Machine Vision-based automated Tool Wear Inspection System
Author(s): Prof. Robert Schmitt, Philip Hafner, Bjoern Damm
Affiliation(s): Laboratory for Machine Tools and Production Engineering WZL
Topic: 4. Image Processing and Simulation
Disturbances occurring within mill-cutting processes are most likely to affect the produced parts. Especially deviations due to wear of the used cutting tools have significant influence on the workpiece features. Primary causes for tool wear are mechanical abrasion, diffusion processes, built-up edges and scaling. In order to take effective and robust actions for process optimization, the tool deviations must not only be known qualitatively, but also have to be quantified. This results in the necessity of flexible, direct measurements on the applied tools.
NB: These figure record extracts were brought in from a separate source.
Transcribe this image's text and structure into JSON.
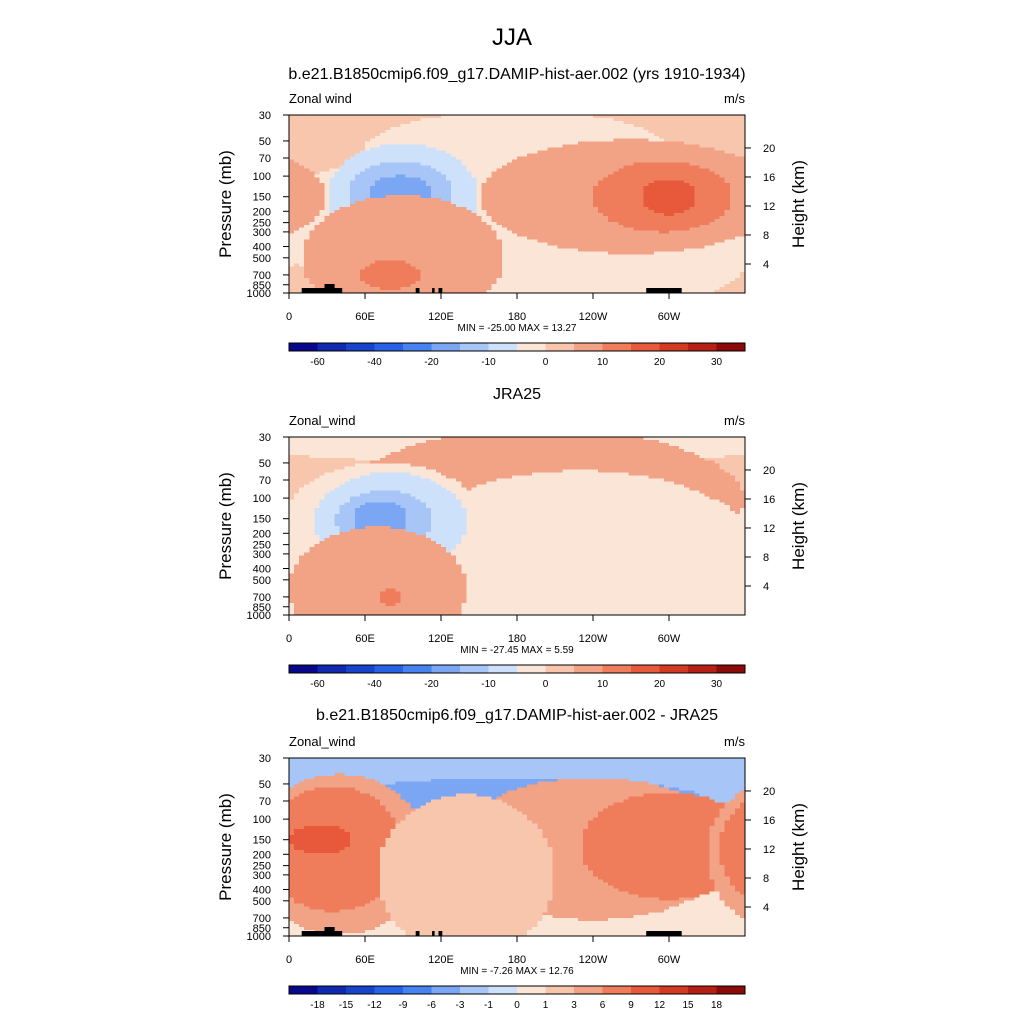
{
  "figure": {
    "title": "JJA"
  },
  "colors": {
    "cmap": [
      "#08088c",
      "#0f2ab0",
      "#1844cc",
      "#2862e6",
      "#4682f0",
      "#7aa6f4",
      "#a7c6f7",
      "#cde1fa",
      "#fbe5d6",
      "#f7c6ad",
      "#f2a285",
      "#ef7d5b",
      "#e8583a",
      "#d43a22",
      "#b61f14",
      "#8c0a08"
    ],
    "land": "#000000",
    "frame": "#000000"
  },
  "chart_data": [
    {
      "type": "heatmap",
      "title": "b.e21.B1850cmip6.f09_g17.DAMIP-hist-aer.002 (yrs 1910-1934)",
      "left_label": "Zonal wind",
      "right_label": "m/s",
      "ylabel": "Pressure (mb)",
      "y2label": "Height (km)",
      "xticks": [
        "0",
        "60E",
        "120E",
        "180",
        "120W",
        "60W"
      ],
      "xtick_lon": [
        0,
        60,
        120,
        180,
        240,
        300
      ],
      "xlim": [
        0,
        360
      ],
      "ylim": [
        1000,
        30
      ],
      "yticks": [
        "30",
        "50",
        "70",
        "100",
        "150",
        "200",
        "250",
        "300",
        "400",
        "500",
        "700",
        "850",
        "1000"
      ],
      "ytick_p": [
        30,
        50,
        70,
        100,
        150,
        200,
        250,
        300,
        400,
        500,
        700,
        850,
        1000
      ],
      "y2ticks": [
        "20",
        "16",
        "12",
        "8",
        "4"
      ],
      "y2tick_km": [
        20,
        16,
        12,
        8,
        4
      ],
      "stats": "MIN = -25.00  MAX =  13.27",
      "min": -25.0,
      "max": 13.27,
      "colorbar_labels": [
        "-60",
        "-40",
        "-20",
        "-10",
        "0",
        "10",
        "20",
        "30"
      ],
      "colorbar_levels": [
        -70,
        -60,
        -50,
        -40,
        -30,
        -20,
        -15,
        -10,
        -5,
        0,
        5,
        10,
        15,
        20,
        25,
        30,
        35
      ],
      "topography": true,
      "field": {
        "background": 2,
        "shapes": [
          {
            "lon": 180,
            "p": 60,
            "dlon": 120,
            "dp": 0.22,
            "v": -5
          },
          {
            "lon": 90,
            "p": 250,
            "dlon": 110,
            "dp": 0.35,
            "v": -5
          },
          {
            "lon": 230,
            "p": 350,
            "dlon": 140,
            "dp": 0.45,
            "v": -5
          },
          {
            "lon": 90,
            "p": 150,
            "dlon": 60,
            "dp": 0.3,
            "v": -10
          },
          {
            "lon": 88,
            "p": 150,
            "dlon": 42,
            "dp": 0.2,
            "v": -15
          },
          {
            "lon": 88,
            "p": 150,
            "dlon": 26,
            "dp": 0.12,
            "v": -20
          },
          {
            "lon": 270,
            "p": 150,
            "dlon": 120,
            "dp": 0.32,
            "v": 5
          },
          {
            "lon": 295,
            "p": 150,
            "dlon": 55,
            "dp": 0.2,
            "v": 10
          },
          {
            "lon": 300,
            "p": 150,
            "dlon": 22,
            "dp": 0.1,
            "v": 15
          },
          {
            "lon": 90,
            "p": 500,
            "dlon": 80,
            "dp": 0.35,
            "v": 5
          },
          {
            "lon": 80,
            "p": 700,
            "dlon": 25,
            "dp": 0.08,
            "v": 10
          }
        ]
      }
    },
    {
      "type": "heatmap",
      "title": "JRA25",
      "left_label": "Zonal_wind",
      "right_label": "m/s",
      "ylabel": "Pressure (mb)",
      "y2label": "Height (km)",
      "xticks": [
        "0",
        "60E",
        "120E",
        "180",
        "120W",
        "60W"
      ],
      "xtick_lon": [
        0,
        60,
        120,
        180,
        240,
        300
      ],
      "xlim": [
        0,
        360
      ],
      "ylim": [
        1000,
        30
      ],
      "yticks": [
        "30",
        "50",
        "70",
        "100",
        "150",
        "200",
        "250",
        "300",
        "400",
        "500",
        "700",
        "850",
        "1000"
      ],
      "ytick_p": [
        30,
        50,
        70,
        100,
        150,
        200,
        250,
        300,
        400,
        500,
        700,
        850,
        1000
      ],
      "y2ticks": [
        "20",
        "16",
        "12",
        "8",
        "4"
      ],
      "y2tick_km": [
        20,
        16,
        12,
        8,
        4
      ],
      "stats": "MIN = -27.45  MAX =   5.59",
      "min": -27.45,
      "max": 5.59,
      "colorbar_labels": [
        "-60",
        "-40",
        "-20",
        "-10",
        "0",
        "10",
        "20",
        "30"
      ],
      "colorbar_levels": [
        -70,
        -60,
        -50,
        -40,
        -30,
        -20,
        -15,
        -10,
        -5,
        0,
        5,
        10,
        15,
        20,
        25,
        30,
        35
      ],
      "topography": false,
      "field": {
        "background": 2,
        "shapes": [
          {
            "lon": 180,
            "p": 33,
            "dlon": 220,
            "dp": 0.12,
            "v": -5
          },
          {
            "lon": 200,
            "p": 110,
            "dlon": 160,
            "dp": 0.42,
            "v": 5
          },
          {
            "lon": 305,
            "p": 150,
            "dlon": 12,
            "dp": 0.05,
            "v": 10
          },
          {
            "lon": 230,
            "p": 400,
            "dlon": 150,
            "dp": 0.55,
            "v": -5
          },
          {
            "lon": 75,
            "p": 170,
            "dlon": 80,
            "dp": 0.35,
            "v": -5
          },
          {
            "lon": 80,
            "p": 160,
            "dlon": 60,
            "dp": 0.28,
            "v": -10
          },
          {
            "lon": 75,
            "p": 155,
            "dlon": 38,
            "dp": 0.17,
            "v": -15
          },
          {
            "lon": 72,
            "p": 150,
            "dlon": 22,
            "dp": 0.1,
            "v": -20
          },
          {
            "lon": 70,
            "p": 600,
            "dlon": 70,
            "dp": 0.35,
            "v": 5
          },
          {
            "lon": 80,
            "p": 700,
            "dlon": 8,
            "dp": 0.05,
            "v": 10
          }
        ]
      }
    },
    {
      "type": "heatmap",
      "title": "b.e21.B1850cmip6.f09_g17.DAMIP-hist-aer.002 - JRA25",
      "left_label": "Zonal_wind",
      "right_label": "m/s",
      "ylabel": "Pressure (mb)",
      "y2label": "Height (km)",
      "xticks": [
        "0",
        "60E",
        "120E",
        "180",
        "120W",
        "60W"
      ],
      "xtick_lon": [
        0,
        60,
        120,
        180,
        240,
        300
      ],
      "xlim": [
        0,
        360
      ],
      "ylim": [
        1000,
        30
      ],
      "yticks": [
        "30",
        "50",
        "70",
        "100",
        "150",
        "200",
        "250",
        "300",
        "400",
        "500",
        "700",
        "850",
        "1000"
      ],
      "ytick_p": [
        30,
        50,
        70,
        100,
        150,
        200,
        250,
        300,
        400,
        500,
        700,
        850,
        1000
      ],
      "y2ticks": [
        "20",
        "16",
        "12",
        "8",
        "4"
      ],
      "y2tick_km": [
        20,
        16,
        12,
        8,
        4
      ],
      "stats": "MIN =  -7.26  MAX =  12.76",
      "min": -7.26,
      "max": 12.76,
      "colorbar_labels": [
        "-18",
        "-15",
        "-12",
        "-9",
        "-6",
        "-3",
        "-1",
        "0",
        "1",
        "3",
        "6",
        "9",
        "12",
        "15",
        "18"
      ],
      "colorbar_levels": [
        -21,
        -18,
        -15,
        -12,
        -9,
        -6,
        -3,
        -1,
        0,
        1,
        3,
        6,
        9,
        12,
        15,
        18,
        21
      ],
      "topography": true,
      "field": {
        "background": 0.5,
        "shapes": [
          {
            "lon": 180,
            "p": 35,
            "dlon": 600,
            "dp": 0.1,
            "v": 3
          },
          {
            "lon": 180,
            "p": 70,
            "dlon": 600,
            "dp": 0.25,
            "v": -3
          },
          {
            "lon": 180,
            "p": 70,
            "dlon": 150,
            "dp": 0.13,
            "v": -6
          },
          {
            "lon": 240,
            "p": 180,
            "dlon": 110,
            "dp": 0.4,
            "v": 3
          },
          {
            "lon": 300,
            "p": 170,
            "dlon": 70,
            "dp": 0.3,
            "v": 6
          },
          {
            "lon": 40,
            "p": 200,
            "dlon": 70,
            "dp": 0.45,
            "v": 3
          },
          {
            "lon": 35,
            "p": 180,
            "dlon": 55,
            "dp": 0.35,
            "v": 6
          },
          {
            "lon": 25,
            "p": 150,
            "dlon": 25,
            "dp": 0.08,
            "v": 9
          },
          {
            "lon": 140,
            "p": 300,
            "dlon": 70,
            "dp": 0.45,
            "v": 1
          }
        ]
      }
    }
  ]
}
For this purpose, a machine vision system has been developed at the Laboratory for Machine Tools and Production Engineering and is presented in this paper. This system enables quick inspections on the shop floor avoiding any subjectiveness of human operators. One vital component of this system is a newly developed illumination device, which can be flexibly adapted to reflection properties of different cutting materials and coatings. By taking two pictures using different lighting conditions, the illumination device allows the machine vision software to segment and measure the wear area of the cutter’s perimeter edges. Using the developed illumination strategy and customized algorithm chains it is possible to enhance existing commercialized pre-setting and measurement tools for the classification of tool wear, such as flank wear and broken dies.